I've been asked by a conservative friend to "sign" the Mount Vernon Statement. Actually, he sent me a canned email message I assume he was provided when he electronically accepted it himself, and was thereupon encouraged to foward to the email boxes of unsuspecting others.
It seems a relatively harmless statement, as such silly statements go. Doubtless it was carefully drafted to be acceptable to most of that ideological persuasion. There seems nothing especially weird about it. No insistence, for example, on the United States being a "Christian" nation, whatever that is supposed to mean, or being the instrument of God's will in this evil world (one wonders what battles were fought to exclude such pretentions). And, being of a libertarian bent (which does not mean Libertarian, my dear readers), if I have any political position at all, I'm not automatically adverse to all those who call themselves conservative, though certain of them--all too visible in these tiresome times--make me groan. I have no intention of signing it, however.

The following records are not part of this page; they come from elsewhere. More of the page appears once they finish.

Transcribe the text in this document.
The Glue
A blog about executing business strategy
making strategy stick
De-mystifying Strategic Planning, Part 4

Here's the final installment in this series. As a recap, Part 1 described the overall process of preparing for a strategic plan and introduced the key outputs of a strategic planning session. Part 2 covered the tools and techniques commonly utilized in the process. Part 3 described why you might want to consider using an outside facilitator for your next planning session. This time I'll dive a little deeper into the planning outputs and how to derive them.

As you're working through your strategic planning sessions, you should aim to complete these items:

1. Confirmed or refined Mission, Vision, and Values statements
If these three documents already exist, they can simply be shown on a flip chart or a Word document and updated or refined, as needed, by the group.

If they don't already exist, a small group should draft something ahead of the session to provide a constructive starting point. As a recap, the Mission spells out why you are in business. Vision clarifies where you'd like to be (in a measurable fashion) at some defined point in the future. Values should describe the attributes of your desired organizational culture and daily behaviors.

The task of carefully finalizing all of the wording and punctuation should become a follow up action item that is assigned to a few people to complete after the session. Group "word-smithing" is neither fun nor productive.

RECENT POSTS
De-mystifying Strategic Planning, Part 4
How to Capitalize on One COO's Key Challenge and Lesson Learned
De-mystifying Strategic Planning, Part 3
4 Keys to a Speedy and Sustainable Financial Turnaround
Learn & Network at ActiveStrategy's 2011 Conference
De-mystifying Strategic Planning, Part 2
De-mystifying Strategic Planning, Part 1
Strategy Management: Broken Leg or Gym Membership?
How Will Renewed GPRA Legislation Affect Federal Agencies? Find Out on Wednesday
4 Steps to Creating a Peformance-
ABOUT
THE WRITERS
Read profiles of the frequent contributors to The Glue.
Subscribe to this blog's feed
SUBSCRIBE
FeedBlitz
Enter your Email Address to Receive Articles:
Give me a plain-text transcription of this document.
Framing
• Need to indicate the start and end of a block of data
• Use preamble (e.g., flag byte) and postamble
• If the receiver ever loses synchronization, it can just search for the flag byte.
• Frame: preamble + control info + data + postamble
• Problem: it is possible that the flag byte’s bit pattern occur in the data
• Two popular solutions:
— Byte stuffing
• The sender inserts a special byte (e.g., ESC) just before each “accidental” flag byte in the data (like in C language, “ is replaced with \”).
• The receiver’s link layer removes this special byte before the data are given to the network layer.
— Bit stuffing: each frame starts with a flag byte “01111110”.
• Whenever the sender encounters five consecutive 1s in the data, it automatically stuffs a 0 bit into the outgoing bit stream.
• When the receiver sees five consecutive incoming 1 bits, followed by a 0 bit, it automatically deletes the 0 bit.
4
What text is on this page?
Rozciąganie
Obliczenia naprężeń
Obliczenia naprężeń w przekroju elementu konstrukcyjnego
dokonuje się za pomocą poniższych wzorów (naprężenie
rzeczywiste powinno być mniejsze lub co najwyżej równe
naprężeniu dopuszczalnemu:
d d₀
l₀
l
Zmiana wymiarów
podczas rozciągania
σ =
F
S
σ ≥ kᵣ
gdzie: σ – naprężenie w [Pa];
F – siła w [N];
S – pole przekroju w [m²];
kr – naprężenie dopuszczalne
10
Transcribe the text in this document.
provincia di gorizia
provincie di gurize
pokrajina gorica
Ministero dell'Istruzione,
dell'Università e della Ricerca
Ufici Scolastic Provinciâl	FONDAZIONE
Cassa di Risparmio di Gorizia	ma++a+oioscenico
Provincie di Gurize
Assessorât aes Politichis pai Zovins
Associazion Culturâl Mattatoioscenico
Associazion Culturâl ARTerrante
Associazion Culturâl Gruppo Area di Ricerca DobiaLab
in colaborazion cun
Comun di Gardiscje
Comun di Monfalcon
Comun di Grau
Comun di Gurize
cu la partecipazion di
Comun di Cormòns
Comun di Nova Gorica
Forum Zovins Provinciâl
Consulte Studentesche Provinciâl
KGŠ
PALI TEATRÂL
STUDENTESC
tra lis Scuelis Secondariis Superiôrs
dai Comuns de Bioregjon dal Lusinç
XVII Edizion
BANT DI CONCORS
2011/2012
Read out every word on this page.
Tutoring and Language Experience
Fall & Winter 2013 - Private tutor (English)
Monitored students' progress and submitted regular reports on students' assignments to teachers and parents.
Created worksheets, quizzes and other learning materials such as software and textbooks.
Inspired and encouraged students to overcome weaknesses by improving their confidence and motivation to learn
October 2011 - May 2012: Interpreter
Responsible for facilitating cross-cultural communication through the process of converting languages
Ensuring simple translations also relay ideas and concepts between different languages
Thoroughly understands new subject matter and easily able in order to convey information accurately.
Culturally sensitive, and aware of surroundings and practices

First, I'm fearful of what would happen if I did. Would I appear on some dreadful electronic list, and be bombarded with exhortations and appeals from such as Limbaugh or Beck or, worse yet, the Republican Party or its members? There may be worse fates, true. I could be subjected to communications from the Democratic Party as well. The idiots and venal creatures infecting our politics are legion; I wish there was some Ambrose Bierce for our time, who would shower them with the splendid vituperation they deserve.
Second, I'm hesitant to identify myself with any political group which holds itself out as being, somehow, wise, or at least wiser than others. Why bother to do so? Being something of a pragmatist, I understand that I will never agree with such and such group or party on all things, because I believe that intelligence, properly applied, is not rigid. Intelligence, as I believe Dewey would say, is a method of resolving problems; it isn't a set of select standards to be applied in each case, or a recipe to be followed in every instance. There may be certain things we have found to be most, or more, effective in bringing about desirable results over the years; it may be that certain forms of government have been shown to be more likely to result in the free application of intelligence and freedom of thought, and the freedom to live our lives most productively in accordance with our own desires, than others. But, purporting to commit ourselves to such things as "family, neighborhood, community and faith" to paraphrase this statement, to the extent it means anything at all, is either to commit ourselves to a limited and possibly (and most likely) exclusivist point of view, or to something so vague as to be practically meaningless.
The statement is merely another aspect of the increasing polarization taking place in our politics, I fear. There is no need to make a such a statement. There is a need to identify problems and attempt to resolve them, in a realistic and non-ideological manner.